Anstatt den wartenden Durant zu bedienen, verzettelte sich Draymond Green im Dribbling und die Uhr lief runter. Nicht ganz zu Unrecht beanstandete der zweimalige Finals-MVP diese Aktion, schließlich war er neben Klay der beste Schütze auf dem Feld. Was das Fass aber wohl zum Überlaufen brachte, war die Geste von Durant mit seiner 'Me First'-Attitüde.
Green unzufrieden mit Durant wegen dessen Free Agency
Green soll dies überhaupt nicht geschmeckt haben, das Wort 'Bitch' soll einige Male gefallen sein, zudem warf der Forward Durant wohl vor, dass dieser mit seiner anstehenden Free Agency die Aufmerksamkeit komplett auf sich ziehen wolle. In dieser Situation kam anscheinend all der Frust zutage, der sich bei Green über KD über Wochen angestaut hatte.
Damit hier kein falscher Eindruck entsteht - Differenzen gab es bei den Warriors schon oft. 2016 legte sich Green gar in den Playoffs mit Coach Steve Kerr an, in KDs erster Saison mit Golden State beschwerte sich Green über Durants Iso-Plays in Memphis. David West deutete nach den Finals 2018 an, dass es innerhalb des Teams einige Probleme gegeben hatte.
Ungewöhnlich ist das überhaupt nicht. Im Vergleich mit etwa den ShaKobe-Lakers sind die Dubs überwiegend sogar Chorknaben, abgesehen von Green, der weiterhin die Seele, der Antreiber des Teams ist. In der Bay Area ist man sich seiner manchmal schwierigen Persönlichkeit durchaus bewusst und die Vergangenheit hat gezeigt, dass er den gelegentlichen Ärger absolut wert ist.

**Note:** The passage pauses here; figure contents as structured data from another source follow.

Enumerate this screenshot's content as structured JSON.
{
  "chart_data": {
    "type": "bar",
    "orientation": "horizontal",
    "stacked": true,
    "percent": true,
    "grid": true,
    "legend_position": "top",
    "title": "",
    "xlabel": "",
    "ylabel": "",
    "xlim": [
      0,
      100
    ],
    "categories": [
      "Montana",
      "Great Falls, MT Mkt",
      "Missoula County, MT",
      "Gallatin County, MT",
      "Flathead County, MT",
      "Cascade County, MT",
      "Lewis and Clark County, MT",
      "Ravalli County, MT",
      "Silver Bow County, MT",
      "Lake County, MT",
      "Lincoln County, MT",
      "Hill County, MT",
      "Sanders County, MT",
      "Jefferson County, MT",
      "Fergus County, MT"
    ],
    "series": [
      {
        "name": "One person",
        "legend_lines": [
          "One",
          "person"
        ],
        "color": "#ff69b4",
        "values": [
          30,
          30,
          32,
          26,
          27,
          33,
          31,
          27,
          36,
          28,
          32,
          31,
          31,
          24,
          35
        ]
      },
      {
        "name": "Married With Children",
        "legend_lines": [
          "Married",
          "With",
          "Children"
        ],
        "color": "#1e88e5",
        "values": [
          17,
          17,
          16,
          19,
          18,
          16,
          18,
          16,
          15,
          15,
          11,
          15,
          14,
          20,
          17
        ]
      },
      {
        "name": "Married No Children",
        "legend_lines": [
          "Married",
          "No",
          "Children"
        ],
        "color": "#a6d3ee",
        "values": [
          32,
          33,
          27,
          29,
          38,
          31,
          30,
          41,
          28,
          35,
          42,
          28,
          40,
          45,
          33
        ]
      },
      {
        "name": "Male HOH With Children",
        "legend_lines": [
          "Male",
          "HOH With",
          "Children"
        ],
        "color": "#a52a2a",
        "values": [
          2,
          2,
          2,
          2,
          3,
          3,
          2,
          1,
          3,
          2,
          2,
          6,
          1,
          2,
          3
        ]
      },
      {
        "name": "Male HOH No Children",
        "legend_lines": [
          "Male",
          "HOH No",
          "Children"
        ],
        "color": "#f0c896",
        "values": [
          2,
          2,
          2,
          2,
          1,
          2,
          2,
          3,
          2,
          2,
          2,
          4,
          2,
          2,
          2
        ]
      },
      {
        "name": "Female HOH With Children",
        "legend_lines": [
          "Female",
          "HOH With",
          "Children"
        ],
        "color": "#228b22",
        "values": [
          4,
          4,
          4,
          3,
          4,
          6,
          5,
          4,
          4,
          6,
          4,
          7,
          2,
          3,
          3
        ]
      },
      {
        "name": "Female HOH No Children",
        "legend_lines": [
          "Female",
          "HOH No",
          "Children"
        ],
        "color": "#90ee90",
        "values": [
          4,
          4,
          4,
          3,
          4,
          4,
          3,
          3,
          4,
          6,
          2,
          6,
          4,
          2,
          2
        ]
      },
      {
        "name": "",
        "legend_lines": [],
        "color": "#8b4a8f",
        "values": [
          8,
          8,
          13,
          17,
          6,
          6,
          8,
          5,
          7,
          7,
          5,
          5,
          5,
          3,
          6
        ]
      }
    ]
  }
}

Warriors spielen Streit herunter
"Draymond kann sehr dominant sein und die Jungs wissen das. Er hat einen großen Anteil an unserem Erfolg und deswegen wird er weiterhin seinen Stil durchsetzen. Ich kann mir auch gar nicht vorstellen, wie er sich irgendwie verändern und anders spielen könnte", erklärte Kerr unlängst und unterstrich noch einmal die Wichtigkeit des defensiven Ankers.

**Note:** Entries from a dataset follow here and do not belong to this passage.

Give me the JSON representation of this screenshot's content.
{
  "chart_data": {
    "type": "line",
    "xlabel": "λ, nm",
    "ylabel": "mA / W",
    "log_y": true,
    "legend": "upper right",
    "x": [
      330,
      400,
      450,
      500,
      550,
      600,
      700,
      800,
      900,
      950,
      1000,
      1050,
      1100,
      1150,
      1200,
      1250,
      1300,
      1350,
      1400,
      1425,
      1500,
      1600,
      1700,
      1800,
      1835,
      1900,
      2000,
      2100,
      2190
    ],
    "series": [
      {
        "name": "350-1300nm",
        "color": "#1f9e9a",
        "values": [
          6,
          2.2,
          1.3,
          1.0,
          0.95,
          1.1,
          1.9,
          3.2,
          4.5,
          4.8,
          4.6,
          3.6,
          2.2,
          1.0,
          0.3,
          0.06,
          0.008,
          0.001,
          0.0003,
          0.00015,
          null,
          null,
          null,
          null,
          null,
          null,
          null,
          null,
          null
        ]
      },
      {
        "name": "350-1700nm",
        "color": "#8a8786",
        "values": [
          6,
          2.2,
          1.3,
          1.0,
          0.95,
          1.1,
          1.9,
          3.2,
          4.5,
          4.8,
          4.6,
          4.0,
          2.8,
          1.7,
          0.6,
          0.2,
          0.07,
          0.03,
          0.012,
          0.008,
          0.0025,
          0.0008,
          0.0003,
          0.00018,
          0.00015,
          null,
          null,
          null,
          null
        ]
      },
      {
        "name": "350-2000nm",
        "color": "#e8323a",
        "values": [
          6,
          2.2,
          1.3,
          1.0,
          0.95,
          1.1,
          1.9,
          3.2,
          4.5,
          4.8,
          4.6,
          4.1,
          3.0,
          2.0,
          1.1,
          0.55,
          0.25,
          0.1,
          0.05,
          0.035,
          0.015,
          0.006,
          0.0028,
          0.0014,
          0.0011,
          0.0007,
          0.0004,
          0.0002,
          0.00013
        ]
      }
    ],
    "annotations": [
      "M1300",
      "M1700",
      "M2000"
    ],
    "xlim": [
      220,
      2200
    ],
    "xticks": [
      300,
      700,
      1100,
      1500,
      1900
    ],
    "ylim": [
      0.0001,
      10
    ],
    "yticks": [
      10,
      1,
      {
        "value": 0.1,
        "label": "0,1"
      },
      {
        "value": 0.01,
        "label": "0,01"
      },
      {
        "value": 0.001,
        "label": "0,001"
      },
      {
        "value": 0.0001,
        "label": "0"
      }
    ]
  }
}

Auch GM Bob Myers wollte den Streit nicht unnötig aufbauschen und stattdessen lieber nach vorne blicken. Doch können die beiden Streithähne vergessen? Green kann noch heute die 34 Namen auswendig aufsagen, die im Draft 2011 vor ihm aufgerufen wurden. Auf der anderen Seite scheint Durant seit einigen Jahren sehr gereizt auf Kritik zu reagieren, siehe diverse Medienschelten ("Blog Boys") oder auch seine Eskapaden mit Burner-Accounts auf Twitter.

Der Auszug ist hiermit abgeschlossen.